For patients, the cuts meant many services that were once free now cost money out of pocket. There were salary freezes and layoffs in the health sector, and many preventive programs were halted. That led to the joint Greek-American study.
“We were expecting that these austerity policies would negatively affect health services and health outcomes, but the results were much worse than we imagined,” said lead author Elias Kondilis, a researcher at Aristotle University in Thessaloniki.
Among the general population of some 11 million people, suicide rates rose 16 percent and murders climbed nearly 26 percent from 2007 to 2009, said the findings, which draw on Greek government data. Meanwhile, deaths from infectious disease increased 13 percent in those two years.
Among men under 65 who were more likely to face the perils of unemployment, the numbers were higher – a 23 percent higher suicide rate, a 25 percent rise in murder rate and a 27.6 percent rise in deaths from infectious diseases. Normally, preventive measures in developed nations lsuch as Greece are successful at keeping diseases such as malaria and HIV to a relatively low incidence, co-author Howard Waitzkin of the University of New Mexico told Agence-France-Presse (AFP).
But when programs like needle-exchanges for drug users and condoms for at-risk groups were slashed, the disease rates ballooned.
Researchers said they were surprised to see three infectious disease outbreaks in a span of 18 months from July 2010 to December 2011, he said. They included a spate of West Nile virus that infected 197 and killed 35 people, and an outbreak of malaria in southern Greece.

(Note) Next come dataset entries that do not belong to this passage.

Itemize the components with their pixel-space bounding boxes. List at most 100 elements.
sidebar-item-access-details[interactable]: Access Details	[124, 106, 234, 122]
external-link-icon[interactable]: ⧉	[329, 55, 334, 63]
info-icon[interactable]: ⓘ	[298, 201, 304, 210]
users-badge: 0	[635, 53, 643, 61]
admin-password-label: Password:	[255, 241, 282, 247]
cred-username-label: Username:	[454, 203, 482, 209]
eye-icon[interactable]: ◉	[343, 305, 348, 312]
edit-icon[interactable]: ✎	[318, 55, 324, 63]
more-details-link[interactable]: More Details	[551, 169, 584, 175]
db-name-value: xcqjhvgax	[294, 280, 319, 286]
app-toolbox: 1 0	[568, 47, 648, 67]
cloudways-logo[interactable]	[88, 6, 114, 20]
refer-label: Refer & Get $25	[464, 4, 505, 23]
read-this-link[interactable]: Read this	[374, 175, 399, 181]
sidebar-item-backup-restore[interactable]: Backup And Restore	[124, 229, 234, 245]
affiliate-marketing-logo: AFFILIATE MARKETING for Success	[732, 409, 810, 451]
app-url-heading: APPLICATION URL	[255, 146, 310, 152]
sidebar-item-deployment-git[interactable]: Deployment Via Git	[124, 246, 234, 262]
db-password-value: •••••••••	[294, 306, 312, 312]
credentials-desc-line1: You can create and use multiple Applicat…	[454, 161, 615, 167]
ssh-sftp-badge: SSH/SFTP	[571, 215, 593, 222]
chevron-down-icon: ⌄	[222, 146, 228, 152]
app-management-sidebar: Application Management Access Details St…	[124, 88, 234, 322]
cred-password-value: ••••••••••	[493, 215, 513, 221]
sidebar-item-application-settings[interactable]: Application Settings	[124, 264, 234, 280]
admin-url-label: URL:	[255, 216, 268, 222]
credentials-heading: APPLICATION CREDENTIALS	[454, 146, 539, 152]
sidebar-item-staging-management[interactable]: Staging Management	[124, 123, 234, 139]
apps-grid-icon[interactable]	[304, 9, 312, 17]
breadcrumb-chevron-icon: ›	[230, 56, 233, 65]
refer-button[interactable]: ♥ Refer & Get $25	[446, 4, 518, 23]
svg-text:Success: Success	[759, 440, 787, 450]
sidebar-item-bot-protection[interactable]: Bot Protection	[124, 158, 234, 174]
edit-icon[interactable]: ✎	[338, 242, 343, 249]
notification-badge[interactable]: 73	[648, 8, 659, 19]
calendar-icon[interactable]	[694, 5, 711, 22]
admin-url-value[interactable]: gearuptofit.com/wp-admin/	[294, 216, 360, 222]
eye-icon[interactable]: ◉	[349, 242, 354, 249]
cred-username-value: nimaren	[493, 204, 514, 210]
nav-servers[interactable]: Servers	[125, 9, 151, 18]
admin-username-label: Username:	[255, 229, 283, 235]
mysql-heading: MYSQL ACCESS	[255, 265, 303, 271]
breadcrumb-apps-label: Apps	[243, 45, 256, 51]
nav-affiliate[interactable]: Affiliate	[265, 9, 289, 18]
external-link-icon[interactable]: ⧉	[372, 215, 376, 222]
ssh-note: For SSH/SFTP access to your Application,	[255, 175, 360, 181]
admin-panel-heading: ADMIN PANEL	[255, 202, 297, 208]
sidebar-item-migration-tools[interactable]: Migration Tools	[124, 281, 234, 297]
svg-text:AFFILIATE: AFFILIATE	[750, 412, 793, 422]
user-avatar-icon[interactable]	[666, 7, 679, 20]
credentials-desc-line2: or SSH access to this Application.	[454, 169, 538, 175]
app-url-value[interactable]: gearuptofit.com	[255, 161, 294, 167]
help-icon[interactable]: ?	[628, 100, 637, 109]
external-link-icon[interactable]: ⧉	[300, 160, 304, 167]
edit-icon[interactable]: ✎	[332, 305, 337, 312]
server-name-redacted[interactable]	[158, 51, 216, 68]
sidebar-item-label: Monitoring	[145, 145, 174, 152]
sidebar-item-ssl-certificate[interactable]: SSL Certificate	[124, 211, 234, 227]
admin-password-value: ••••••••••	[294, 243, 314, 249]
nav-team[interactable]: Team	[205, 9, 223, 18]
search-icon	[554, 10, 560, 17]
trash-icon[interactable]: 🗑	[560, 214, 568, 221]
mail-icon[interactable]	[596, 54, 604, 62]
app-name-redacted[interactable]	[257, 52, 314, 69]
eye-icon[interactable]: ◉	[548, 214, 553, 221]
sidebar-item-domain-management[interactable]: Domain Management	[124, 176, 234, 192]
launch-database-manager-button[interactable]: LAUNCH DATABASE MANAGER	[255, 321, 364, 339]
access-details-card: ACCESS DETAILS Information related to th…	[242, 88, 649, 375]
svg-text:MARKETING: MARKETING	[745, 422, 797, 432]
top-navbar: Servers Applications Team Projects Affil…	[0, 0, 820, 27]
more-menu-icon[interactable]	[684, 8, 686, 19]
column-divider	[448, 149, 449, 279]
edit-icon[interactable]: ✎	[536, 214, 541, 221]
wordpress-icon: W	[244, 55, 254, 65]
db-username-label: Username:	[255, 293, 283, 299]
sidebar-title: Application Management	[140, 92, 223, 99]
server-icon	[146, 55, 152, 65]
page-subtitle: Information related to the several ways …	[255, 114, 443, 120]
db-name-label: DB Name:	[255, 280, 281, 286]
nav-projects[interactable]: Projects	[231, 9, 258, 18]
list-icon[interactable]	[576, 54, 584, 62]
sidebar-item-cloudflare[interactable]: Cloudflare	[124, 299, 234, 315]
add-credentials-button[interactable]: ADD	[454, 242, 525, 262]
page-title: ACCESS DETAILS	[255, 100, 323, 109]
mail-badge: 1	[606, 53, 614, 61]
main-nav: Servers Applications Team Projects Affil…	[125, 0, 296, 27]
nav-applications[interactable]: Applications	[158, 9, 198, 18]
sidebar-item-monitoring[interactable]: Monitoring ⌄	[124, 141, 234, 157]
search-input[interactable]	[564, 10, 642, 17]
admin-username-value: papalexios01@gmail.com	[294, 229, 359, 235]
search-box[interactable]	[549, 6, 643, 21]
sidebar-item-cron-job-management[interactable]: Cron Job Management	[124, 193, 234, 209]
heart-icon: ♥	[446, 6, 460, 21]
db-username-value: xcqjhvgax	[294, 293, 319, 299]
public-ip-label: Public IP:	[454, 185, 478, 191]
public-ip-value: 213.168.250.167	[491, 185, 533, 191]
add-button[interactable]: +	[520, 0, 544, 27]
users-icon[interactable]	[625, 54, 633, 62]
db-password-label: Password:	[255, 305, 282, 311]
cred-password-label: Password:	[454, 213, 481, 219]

Also, there was a 57 percent spike in newly diagnosed cases of HIV infection, from 607 new HIV cases in 2010 to 954 in 2011. “These aren’t small percentage changes,” said Waitzkin, distinguished professor emeritus of sociology and medicine. The study said Greece initially attributed the outbreaks to environmental risk factors but the fact that public health measures had to be deployed after the fact implies that “the risks of transmission had not been addressed through prevention.”
Waitzkin said similar problems were seen in Argentina a decade ago, and the same issues could loom on the US horizon as the American government implements across-the-board spending cuts known as the sequester. “The concerns are much broader than simply Greece and these kinds of policies in our view are very dangerous for public health,” he said.
According to Angela Mattie, an expert in healthcare management at the Quinnipiac University School of Business in Hamden, Conn., good health is often linked to strong finances. “We know in the United States, for example, that employment status is tied to insurance coverage, which is tied to medical care, and early identification and treatment of disease,” said Mattie, who was not involved in the study. “People in better income brackets are at an advantage,” she said.